Eine Parteientschädigung wird nicht zugesprochen.

4.

Dieses Urteil geht an:

  • die Beschwerdeführerin (Gerichtsurkunde)

  • die Vorinstanz (Ref-Nr. …; Gerichtsurkunde)

Für die Rechtsmittelbelehrung wird auf die nächste Seite verwiesen.

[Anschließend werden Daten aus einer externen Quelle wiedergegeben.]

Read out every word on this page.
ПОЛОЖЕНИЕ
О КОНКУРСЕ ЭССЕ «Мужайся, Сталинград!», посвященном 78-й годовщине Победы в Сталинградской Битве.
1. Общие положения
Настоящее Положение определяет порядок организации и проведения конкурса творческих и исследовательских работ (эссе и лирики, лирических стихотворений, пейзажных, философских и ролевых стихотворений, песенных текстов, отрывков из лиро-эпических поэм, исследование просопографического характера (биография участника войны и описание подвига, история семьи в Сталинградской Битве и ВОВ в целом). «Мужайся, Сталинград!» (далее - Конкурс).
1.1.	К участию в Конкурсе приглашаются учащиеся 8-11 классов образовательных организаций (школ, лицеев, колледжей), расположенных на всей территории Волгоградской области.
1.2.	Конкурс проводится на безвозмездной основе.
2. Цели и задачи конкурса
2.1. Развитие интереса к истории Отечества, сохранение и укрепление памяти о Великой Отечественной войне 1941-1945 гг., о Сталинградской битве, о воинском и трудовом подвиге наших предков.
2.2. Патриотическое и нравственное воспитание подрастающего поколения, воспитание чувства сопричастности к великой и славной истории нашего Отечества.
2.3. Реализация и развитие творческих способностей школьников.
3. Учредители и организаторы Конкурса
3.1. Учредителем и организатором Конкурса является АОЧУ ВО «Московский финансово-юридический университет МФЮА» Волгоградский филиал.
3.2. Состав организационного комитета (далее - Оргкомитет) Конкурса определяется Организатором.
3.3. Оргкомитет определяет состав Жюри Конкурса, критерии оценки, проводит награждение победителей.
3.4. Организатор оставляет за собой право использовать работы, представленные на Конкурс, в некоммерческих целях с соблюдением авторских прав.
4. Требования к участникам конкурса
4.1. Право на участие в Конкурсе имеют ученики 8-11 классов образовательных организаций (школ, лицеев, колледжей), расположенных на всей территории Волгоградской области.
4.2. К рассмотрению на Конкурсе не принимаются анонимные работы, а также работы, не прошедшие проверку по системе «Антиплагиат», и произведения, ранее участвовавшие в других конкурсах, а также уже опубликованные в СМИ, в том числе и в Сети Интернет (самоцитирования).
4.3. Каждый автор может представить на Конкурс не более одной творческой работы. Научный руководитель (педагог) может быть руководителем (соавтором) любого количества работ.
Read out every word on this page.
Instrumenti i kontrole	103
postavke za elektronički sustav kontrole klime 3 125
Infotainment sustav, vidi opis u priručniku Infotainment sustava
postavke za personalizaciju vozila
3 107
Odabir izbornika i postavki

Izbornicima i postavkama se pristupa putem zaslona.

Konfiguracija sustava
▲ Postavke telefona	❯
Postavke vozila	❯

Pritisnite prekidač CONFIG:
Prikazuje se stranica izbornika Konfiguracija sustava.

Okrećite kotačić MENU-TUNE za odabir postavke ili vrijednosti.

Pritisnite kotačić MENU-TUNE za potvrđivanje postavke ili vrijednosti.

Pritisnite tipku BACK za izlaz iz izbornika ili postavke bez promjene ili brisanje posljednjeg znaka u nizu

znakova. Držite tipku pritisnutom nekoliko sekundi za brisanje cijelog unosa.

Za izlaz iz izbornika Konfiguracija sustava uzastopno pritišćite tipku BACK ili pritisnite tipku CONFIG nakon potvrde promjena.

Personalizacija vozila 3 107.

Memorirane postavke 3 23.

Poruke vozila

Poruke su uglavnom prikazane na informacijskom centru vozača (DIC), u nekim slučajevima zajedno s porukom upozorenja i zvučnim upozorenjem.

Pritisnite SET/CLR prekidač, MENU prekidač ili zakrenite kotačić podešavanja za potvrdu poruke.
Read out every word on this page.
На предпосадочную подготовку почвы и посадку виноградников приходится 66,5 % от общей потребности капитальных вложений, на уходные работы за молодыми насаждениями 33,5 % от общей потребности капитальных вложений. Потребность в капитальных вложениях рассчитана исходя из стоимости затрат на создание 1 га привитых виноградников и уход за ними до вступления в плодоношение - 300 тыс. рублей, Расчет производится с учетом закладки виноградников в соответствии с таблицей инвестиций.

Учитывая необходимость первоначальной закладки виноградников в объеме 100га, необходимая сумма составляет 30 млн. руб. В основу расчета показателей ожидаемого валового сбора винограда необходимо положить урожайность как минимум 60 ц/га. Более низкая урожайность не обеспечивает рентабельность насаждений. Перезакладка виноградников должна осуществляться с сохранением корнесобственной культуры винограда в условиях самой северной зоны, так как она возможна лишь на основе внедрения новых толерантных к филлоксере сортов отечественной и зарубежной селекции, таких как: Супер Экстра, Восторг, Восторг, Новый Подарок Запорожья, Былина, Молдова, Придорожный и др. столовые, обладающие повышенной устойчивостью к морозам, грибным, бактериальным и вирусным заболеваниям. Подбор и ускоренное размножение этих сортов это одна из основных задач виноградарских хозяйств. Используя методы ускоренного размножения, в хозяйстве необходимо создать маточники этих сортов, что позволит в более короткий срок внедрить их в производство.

Der vorsitzende Richter: Die Gerichtsschreiberin:

Daniel Riedo Susanne Raas

Rechtsmittelbelehrung:

Gegen diesen Entscheid kann innert 30 Tagen nach Eröffnung beim Bundesgericht, 1000 Lausanne 14, Beschwerde in öffentlich-rechtlichen Angelegenheiten geführt werden (Art. 82 ff., 90 ff. und 100 BGG). Die Frist ist gewahrt, wenn die Beschwerde spätestens am letzten Tag der Frist beim Bundesgericht eingereicht oder zu dessen Handen der Schweizerischen Post oder einer schweizerischen diplomatischen oder konsularischen Vertretung übergeben worden ist (Art. 48 Abs. 1 BGG). Die Rechtsschrift ist in einer Amtssprache abzufassen und hat die Begehren, deren Begründung mit Angabe der Beweismittel und die Unterschrift zu enthalten. Der angefochtene Entscheid und die Beweismittel sind, soweit sie die beschwerdeführende Partei in Händen hat, beizulegen (Art. 42 BGG).